Рой молча кивал, ему все было понятно, он не собирался вступать в спор. «Ладно, – вяло думал Генрих, – верь во все, что она скажет, потом мы с Арманом опровергнем твою веру в каждом пункте». Он начинал утрачивать интерес к объяснениям Агнессы. Они уводили в сторону от реальности, так он их воспринимал. Они не разъясняли, а запутывали.
– Роберт сказал, что пригласит на нашу свадьбу Томсона, – говорила Агнесса. – Мне было все равно, я ведь его не знала. Роберт решил познакомить нас заранее, чтобы для меня в этот день не было чужих.

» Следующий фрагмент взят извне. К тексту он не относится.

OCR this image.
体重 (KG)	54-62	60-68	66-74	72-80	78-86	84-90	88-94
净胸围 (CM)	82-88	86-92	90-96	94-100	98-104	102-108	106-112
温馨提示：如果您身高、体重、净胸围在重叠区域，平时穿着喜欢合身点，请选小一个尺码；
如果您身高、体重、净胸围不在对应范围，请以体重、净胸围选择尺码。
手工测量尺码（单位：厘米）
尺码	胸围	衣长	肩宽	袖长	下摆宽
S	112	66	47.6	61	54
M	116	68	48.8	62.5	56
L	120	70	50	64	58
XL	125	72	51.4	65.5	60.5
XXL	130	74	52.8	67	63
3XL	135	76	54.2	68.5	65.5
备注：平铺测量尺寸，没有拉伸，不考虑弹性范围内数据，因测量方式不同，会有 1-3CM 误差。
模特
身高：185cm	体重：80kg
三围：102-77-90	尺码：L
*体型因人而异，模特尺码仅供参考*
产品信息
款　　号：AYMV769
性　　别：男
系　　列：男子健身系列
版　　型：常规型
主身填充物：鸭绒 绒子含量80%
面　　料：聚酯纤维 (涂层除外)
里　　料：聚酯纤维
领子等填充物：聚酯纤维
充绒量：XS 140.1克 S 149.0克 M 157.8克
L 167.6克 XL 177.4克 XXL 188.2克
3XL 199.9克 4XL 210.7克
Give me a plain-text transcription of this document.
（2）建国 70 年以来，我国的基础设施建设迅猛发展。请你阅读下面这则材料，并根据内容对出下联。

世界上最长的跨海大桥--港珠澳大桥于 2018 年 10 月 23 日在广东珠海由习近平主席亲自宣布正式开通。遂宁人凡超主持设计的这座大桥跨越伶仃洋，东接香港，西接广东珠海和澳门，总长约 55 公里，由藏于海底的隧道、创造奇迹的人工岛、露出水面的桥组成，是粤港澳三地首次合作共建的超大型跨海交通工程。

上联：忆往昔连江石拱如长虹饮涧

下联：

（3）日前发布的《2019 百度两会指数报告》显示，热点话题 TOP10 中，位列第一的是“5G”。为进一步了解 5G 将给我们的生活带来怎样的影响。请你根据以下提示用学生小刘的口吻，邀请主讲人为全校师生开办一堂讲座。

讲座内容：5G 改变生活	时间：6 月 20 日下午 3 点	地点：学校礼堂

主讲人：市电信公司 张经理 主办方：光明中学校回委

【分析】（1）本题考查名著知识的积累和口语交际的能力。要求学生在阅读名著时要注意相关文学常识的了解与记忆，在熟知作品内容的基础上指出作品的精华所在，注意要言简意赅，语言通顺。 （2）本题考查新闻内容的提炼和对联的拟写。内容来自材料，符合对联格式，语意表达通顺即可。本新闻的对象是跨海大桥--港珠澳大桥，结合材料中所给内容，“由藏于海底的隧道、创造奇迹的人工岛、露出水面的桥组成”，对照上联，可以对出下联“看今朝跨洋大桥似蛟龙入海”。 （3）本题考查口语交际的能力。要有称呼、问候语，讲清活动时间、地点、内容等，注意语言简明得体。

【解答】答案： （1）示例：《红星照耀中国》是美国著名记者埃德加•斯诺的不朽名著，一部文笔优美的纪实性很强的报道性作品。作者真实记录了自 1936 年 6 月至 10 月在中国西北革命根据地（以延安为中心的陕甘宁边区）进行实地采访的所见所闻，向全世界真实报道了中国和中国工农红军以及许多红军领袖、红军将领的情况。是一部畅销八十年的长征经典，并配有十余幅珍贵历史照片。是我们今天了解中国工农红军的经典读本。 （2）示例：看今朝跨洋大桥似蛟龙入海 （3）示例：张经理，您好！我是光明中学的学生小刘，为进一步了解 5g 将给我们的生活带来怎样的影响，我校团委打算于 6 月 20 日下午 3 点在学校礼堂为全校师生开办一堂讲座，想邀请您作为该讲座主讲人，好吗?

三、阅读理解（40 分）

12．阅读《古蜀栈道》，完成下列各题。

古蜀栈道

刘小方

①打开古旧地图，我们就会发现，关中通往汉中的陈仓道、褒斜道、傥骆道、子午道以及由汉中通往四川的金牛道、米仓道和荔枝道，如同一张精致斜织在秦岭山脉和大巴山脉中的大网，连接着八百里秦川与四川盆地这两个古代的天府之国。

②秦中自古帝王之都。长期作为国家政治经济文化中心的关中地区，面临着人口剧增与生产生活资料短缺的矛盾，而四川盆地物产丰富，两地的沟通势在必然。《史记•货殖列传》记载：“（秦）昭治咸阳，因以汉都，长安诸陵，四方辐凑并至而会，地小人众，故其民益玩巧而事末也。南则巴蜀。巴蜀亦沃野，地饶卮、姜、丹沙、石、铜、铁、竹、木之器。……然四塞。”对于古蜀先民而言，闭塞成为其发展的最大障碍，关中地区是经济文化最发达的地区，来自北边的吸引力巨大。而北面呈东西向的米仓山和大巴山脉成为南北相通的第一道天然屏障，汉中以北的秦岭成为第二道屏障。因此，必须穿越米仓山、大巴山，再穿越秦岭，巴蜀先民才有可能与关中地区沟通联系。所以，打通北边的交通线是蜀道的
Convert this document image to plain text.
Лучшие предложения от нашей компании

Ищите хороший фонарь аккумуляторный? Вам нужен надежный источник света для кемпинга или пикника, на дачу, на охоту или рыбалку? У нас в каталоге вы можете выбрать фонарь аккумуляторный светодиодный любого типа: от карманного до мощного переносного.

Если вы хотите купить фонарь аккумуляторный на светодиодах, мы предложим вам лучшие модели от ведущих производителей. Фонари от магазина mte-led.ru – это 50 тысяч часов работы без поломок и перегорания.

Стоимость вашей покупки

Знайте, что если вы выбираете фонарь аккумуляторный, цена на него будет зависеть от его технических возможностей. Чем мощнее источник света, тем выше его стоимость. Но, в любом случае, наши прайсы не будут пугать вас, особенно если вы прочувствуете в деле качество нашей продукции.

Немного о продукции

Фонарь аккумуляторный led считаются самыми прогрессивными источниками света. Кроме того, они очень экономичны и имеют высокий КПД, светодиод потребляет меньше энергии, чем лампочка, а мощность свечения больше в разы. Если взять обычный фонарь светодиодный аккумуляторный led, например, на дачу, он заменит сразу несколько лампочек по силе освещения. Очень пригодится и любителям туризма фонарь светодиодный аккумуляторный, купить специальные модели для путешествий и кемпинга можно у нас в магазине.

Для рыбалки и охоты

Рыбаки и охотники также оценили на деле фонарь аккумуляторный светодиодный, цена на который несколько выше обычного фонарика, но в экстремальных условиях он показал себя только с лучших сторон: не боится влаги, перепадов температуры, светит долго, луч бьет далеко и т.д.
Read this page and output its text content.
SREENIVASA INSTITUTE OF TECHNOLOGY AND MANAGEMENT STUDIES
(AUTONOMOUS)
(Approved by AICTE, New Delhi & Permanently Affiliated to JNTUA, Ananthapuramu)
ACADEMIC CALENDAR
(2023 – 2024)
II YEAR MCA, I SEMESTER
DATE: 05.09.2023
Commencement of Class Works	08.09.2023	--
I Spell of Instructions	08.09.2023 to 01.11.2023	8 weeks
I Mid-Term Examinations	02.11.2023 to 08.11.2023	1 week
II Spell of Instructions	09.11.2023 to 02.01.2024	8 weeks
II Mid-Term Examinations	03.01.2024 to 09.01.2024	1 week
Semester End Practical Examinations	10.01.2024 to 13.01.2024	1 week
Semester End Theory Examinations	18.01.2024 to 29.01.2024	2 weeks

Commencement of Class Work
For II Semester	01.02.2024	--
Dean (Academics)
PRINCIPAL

Я очень жалею, что согласилась: может быть, все было бы лучше, если бы не было этого знакомства и свадьба состоялась без гостей, мы ведь могли бы и уехать в свадебное путешествие на другие планеты, я часто улетала на Марс, на Плутон… Томсон мне не понравился: некрасивый, маленький, такой быстрый, на месте не усидит, все разговаривает – интересно, конечно, но только о своих работах. Нет, он показался мне утомительным, я устала от его разговоров.
– Вы сказали Роберту о впечатлении, произведенном на вас Томсоном? – спросил Рой.
– Да. Мы друг от друга ничего не скрывали. Томсону я тоже сказала, что он мне не нравится. Это было позже, когда он влюбился. Впрочем, он влюбился сразу, с первой встречи, так он всегда говорил. Я сказала ему, что он мне неприятен, он клялся тогда, что без меня ему жизнь не в жизнь, я ответила, что он поступает плохо по отношению к своему помощнику, что это возмущает меня, что все в нем возмущает меня.
– Он оставил мысль завоевать вас после такого отпора?
– Нет, он вообще не был способен отступаться. Если вы его знаете… Он считал, что для больших желаний не существует ничего непреодолимого. Он сказал: Агнесса, хотите, ударю себя ножом в грудь, чтобы увидели мою кровь, кипящую страстью к вам, она будет пениться от любви, вам понравится…
– Вы, конечно, посмеялись и протянули ему ножик?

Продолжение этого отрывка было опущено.